看護師を選んだ人には真面目で看護に理想をもった人も多くいますが、自分の理想とかけはなれたり、疲れたり、それこそ看護業務以外の仕事に忙殺されて、ときにはやりがいを感じなくなってしまうこともあります。キャリアアンカーという言葉をしっていますか?アンカーとは「いかり」という意味で自分のキャリア開発の際に何を人生の中の「いかり」として基盤にして大切にするかということです。それは患者の回復でも、経済的なものでも、時間的なものでも、なんでもいいのです。自分が何を「アンカー」に働いていきたいか、見つめ返すことも必要です。やりがいを感じなくなってしまった、ということは「やりがいを感じていた自分」がいたことを認めることでもあります。何に魅力を感じて今どんなことが辛いのか、つらいー!と叫んだ後に分析してみましょう。きっとそこに、成長や自己学習のヒントがきっとあるはずです。

患者さんの反応に傷つくけれど、癒してくれるのも患者さん

しばしば私たちは患者さんの反応にショックを受けます。「そんなつもりじゃなかったのに」「思ったようにケアができなかった」「怒られてしまった」「焦ってしまった」だからもう、向いてないのかも・・・・。思ったようなケアが提供できない・・・・。なんて感じたことありませんか?でもそれってみんな主体が患者さんではないんですよね。看護・医療の受け手は患者さんなので、患者さんの反応が事実です。つらいけれど、職場に足が向かない時、またやっててよかったと思えるのは患者さんからの「ありがとう」「笑顔」「満足感」だったりもします。いつもうまくいくことだけではない命の現場だからこそ、悔しい思いを二度としないようにケアの提供方法を試行錯誤して、よりよいケアを追及してみませんか。
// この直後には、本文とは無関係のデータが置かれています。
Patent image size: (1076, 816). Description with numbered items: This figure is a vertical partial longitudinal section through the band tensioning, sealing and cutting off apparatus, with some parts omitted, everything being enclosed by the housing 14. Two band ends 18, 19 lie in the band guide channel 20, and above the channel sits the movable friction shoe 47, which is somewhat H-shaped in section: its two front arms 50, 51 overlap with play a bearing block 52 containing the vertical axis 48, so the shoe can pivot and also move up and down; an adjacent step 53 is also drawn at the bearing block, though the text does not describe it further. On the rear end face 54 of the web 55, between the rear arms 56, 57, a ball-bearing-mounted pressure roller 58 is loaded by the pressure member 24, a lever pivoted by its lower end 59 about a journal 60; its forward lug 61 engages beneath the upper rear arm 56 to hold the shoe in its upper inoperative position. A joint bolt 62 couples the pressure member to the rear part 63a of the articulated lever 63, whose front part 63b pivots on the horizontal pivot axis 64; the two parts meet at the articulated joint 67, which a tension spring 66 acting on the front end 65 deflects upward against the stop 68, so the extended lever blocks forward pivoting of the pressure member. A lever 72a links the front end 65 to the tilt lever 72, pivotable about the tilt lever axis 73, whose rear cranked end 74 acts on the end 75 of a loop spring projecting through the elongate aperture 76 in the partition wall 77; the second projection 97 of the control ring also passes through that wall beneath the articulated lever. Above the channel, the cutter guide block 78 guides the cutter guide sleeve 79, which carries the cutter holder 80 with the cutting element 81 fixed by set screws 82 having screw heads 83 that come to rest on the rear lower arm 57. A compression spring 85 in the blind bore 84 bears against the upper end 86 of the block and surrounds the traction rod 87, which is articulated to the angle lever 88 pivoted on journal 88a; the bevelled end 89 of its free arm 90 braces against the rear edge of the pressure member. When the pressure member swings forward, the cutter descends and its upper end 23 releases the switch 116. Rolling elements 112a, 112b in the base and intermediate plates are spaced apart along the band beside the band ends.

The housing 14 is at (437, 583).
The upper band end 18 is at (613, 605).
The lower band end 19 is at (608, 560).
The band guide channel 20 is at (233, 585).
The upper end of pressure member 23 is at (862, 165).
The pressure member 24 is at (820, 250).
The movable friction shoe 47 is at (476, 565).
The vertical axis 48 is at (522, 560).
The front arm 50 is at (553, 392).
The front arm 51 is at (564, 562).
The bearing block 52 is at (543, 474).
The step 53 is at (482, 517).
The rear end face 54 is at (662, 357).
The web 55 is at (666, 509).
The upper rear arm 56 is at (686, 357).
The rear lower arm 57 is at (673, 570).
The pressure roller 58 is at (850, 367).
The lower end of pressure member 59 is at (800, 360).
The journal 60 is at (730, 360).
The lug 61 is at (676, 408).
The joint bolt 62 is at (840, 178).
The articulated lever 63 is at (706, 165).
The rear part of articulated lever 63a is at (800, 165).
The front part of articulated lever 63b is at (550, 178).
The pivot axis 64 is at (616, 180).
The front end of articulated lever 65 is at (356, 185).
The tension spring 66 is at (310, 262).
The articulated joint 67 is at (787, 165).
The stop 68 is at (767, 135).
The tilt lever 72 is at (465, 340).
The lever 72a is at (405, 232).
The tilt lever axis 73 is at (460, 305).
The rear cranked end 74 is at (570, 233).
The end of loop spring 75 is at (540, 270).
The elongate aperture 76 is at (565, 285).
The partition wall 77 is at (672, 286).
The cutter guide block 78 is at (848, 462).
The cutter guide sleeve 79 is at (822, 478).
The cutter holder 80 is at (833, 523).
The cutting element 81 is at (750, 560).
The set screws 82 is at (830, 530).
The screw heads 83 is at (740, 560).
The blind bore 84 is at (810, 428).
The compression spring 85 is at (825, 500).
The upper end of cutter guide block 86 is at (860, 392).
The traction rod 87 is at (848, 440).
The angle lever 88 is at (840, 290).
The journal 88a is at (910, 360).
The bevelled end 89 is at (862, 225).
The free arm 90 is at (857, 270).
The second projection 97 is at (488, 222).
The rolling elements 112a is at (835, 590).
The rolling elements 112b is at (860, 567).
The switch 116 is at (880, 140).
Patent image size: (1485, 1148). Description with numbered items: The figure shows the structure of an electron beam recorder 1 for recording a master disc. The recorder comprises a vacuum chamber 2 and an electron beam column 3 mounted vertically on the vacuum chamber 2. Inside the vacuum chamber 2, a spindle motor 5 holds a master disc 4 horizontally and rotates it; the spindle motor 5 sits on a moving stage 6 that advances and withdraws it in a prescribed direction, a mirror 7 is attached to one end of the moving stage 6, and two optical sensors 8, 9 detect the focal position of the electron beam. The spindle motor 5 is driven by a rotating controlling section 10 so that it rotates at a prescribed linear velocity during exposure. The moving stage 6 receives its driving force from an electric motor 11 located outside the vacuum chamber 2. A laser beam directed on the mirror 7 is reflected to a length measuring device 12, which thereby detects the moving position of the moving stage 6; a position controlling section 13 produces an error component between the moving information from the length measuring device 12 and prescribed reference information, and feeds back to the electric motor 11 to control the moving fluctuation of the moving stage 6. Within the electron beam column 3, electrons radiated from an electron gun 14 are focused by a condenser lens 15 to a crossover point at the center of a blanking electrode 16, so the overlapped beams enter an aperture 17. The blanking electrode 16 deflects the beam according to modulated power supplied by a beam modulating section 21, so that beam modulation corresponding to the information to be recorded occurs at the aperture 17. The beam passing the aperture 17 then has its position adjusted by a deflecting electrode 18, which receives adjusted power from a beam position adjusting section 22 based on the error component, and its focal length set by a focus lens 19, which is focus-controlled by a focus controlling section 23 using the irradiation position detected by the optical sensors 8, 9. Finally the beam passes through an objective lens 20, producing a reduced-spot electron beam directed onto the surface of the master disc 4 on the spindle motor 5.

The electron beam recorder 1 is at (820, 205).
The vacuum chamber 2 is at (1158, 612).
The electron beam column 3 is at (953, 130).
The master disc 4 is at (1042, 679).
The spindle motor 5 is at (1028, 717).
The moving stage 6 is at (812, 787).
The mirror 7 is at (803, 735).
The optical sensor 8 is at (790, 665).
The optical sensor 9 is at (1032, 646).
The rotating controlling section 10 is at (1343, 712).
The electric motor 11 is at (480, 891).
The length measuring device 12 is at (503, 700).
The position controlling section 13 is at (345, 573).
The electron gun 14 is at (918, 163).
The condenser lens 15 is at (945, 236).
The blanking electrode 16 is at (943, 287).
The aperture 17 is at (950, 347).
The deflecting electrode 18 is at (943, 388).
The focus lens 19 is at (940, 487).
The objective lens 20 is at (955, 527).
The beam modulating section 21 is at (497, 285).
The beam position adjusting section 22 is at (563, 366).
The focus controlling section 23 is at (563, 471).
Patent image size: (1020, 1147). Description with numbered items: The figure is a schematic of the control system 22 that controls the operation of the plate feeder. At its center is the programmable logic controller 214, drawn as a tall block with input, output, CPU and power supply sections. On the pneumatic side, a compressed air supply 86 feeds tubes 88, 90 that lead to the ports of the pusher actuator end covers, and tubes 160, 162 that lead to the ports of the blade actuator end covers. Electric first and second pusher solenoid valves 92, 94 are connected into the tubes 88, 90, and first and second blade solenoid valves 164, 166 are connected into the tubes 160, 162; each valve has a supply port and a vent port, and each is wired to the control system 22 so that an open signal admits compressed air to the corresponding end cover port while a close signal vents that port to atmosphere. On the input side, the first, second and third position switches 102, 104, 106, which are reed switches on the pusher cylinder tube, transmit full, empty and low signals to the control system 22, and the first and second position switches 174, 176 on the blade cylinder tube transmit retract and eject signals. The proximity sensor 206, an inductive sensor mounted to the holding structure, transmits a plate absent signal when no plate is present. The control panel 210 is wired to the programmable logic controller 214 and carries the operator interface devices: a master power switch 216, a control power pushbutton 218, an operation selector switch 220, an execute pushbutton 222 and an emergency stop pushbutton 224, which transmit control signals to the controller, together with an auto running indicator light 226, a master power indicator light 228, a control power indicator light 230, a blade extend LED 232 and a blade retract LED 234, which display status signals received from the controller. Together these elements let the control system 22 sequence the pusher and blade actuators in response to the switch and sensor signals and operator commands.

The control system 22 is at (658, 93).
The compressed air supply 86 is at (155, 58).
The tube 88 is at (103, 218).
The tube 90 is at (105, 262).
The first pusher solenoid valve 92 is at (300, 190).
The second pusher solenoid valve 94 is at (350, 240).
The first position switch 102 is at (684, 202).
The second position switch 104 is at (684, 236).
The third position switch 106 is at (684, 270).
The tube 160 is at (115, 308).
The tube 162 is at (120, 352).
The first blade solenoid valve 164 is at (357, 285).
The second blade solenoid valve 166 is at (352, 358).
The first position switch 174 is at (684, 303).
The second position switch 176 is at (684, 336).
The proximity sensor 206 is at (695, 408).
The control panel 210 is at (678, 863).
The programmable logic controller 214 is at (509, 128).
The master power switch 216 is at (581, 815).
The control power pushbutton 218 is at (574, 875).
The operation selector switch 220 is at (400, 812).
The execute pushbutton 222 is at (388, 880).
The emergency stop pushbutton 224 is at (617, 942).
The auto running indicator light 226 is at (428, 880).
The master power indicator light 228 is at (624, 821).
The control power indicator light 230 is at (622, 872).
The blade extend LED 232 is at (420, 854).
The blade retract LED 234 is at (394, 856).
やりがいはその中から自然とでてくる習慣があると思っています。

第2位:給与と仕事量のバランスが悪い?

ブラック企業並み?!のサービス残業を考える②~業務改善はスタッフ目線から~

病棟で勤務等の看護師は時間外業務が多いです。常態化してしまう残業が多ければ不満が募るのは当たり前。給与につけれない時間外業務は、組織で対応すべきです。「本当にそのミーティングは必要か」「勉強会の時間配分は1時間が定例になっていないか」業務改善は看護ケアの向上だけでなく、この常態化した時間外業務にも目をむけるべきです。管理者だけでなく、スタッフレベル、中堅レベルの新人と管理職をつなぐスタッフで改革にのりだす勇気を持ってほしいと思います。実際に私自身 病棟の月1ミーティングは議事録のフォーマット化と事前の記載により、よほどのお知らせ(新しい医療機器の説明や管理者からの通達)がない限り、オフや日勤語など顔を合わせてやるようなことはしなくなりました。

看護師の給与は右肩あがりにはいかない

看護師の給料は基本給+夜勤手当+住宅手当+通勤手当etc.で構成され、女性の平均収入よりは水準は上ですが経験年数に応じての給料アップが顕著かというと違います。故に、経験年数が増えて、看護も患者ケア以外においてもリーダー的な役割を担っても評価されていないと感じることは少なくありません。実際には先に挙げたような時間外業務によるワークライフバランスの悪さがより不満感を助長している可能性もあります。入職する病院を検討する時や転職の際には、資料だけでなく、できれば実際に勤務している看護師からのヒアリングで仕事量と給料、残業手当の可否などを聞いておくとよいでしょう。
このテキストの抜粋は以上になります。